Le tematiche controverse e le causeModifica

 Lo stesso argomento in dettaglio: Slackness.

Con la vittoria decisiva di Edward Seaga ed il suo Partito Laburista Giamaicano alle elezioni nazionali del 1980, sconvolta da una guerra civile violenta a sfondo politico che provocò la morte di più di 800 persone, la società giamaicana subì una transizione dal socialismo democratico di Michael Manley ed il suo People's National Party, ad una nuova epoca di neoliberismo del mercato libero. Durante questa fase, la scena musicale giamaicana subì un mutamento drammatico, allontanandosi dal dominio morale dei Rasta e del Roots reggae, che i Rasta resero popolare a livello internazionale. Il pubblico delle dancehall di conseguenza cominciò a sostenere un nuovo stile di reggae che celebrava il consumismo, la sessualità, le armi, la malavita e lo svago. In altre parole, questa fase segnò uno spostamento dal confronto militante ed il sogno di un paradiso in Africa, verso la ricerca del maggior benessere possibile "qui e ora", ovvero nelle dancehall[10].

Si dice che il genere iniziò a prendere piede nelle dancehall quando la gente cominciò a dimostrare un interesse verso qualcosa di diverso dalle solite tematiche religiose del roots reggae[8]. Temi come le ingiustizie sociali, rimpatrio, e rastafarianesimo vennero soppiantati da danza, violenza e sessismo esplicito[5][8]. Non fu un caso che critici musicali reggae, specialmente quelli esteri, erano tutti unanimi nel condannare lo stile dancehall reggae, questo perché i pezzi più famosi di questo genere, non erano legati alla spiritualità e consapevolezza Rasta tipici del roots, che molti americani ed europei amavano ed ammiravano[10].
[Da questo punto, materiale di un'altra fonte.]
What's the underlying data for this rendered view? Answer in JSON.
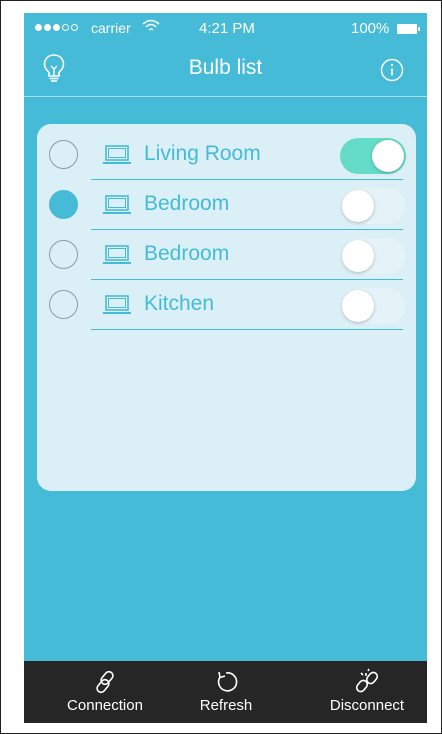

Il genere prese il nome dalla dancehall, un grande spazio al chiuso o all'aperto (equivalente di Discoteca) dove la gente si ritrovava per ballare la musica in Giamaica[16], e pare chiaro che gli venne attribuito questo nome anche per simboleggiare il distacco dall'impegno sociale-religioso, ma più un'attinenza con il ballo, lo svago e il divertimento. I sound system locali iniziarono a sperimentare un nuovo suono più semplice, più pop, nelle liriche meno politico, e meno rastafariano[2].

Sorge quindi spontaneo domandarsi perché gli anni ottanta diedero inizio ad una nuova epoca in cui la musica reggae enfatizzava il materialismo, l'edonismo e la delinquenza. Perché il reggae, con i suoi profondi messaggi di antirazzismo, protesta politica e spiritualità, diede il via libera alla volgarità, alla pornografia, l'omofobia, la misoginia e l'ipermascolinità? In alcuni studi condotti da studiosi e giornalisti, si cercò di descrivere la nascita dello stile dancehall ma non vennero condotte ricerche approfondite per trovare il motivo per cui il pubblico delle dancehall si orientò su questo nuovo genere, e quali forze politiche, economiche e culturali spinsero a questo cambiamento così distante dal roots reggae[10].

Piuttosto, la popolarità dei dj e del loro Slackness (volgarità) venne attribuita al loro cattivo gusto, mancanza di originalità, e all'avidità dei nuovi produttori, che si dimostrarono disinteressati verso la creatività dei loro precursori degli anni sessanta e settanta. I motivi per questo cambio di rotta sono un po' più complessi, ma si sostiene che venne provocato in gran parte per via dell'avvento di Edward Seaga ed il suo partito neo-liberale, assieme alla morte di Bob Marley nel 1981, all'avidità dei nuovi produttori, e la scarsità di talento ed originalità delle nuove generazioni di artisti. La causa di questo cambiamento non può essere attribuita ad uno solo di questi eventi, ma all'insieme degli stessi[10].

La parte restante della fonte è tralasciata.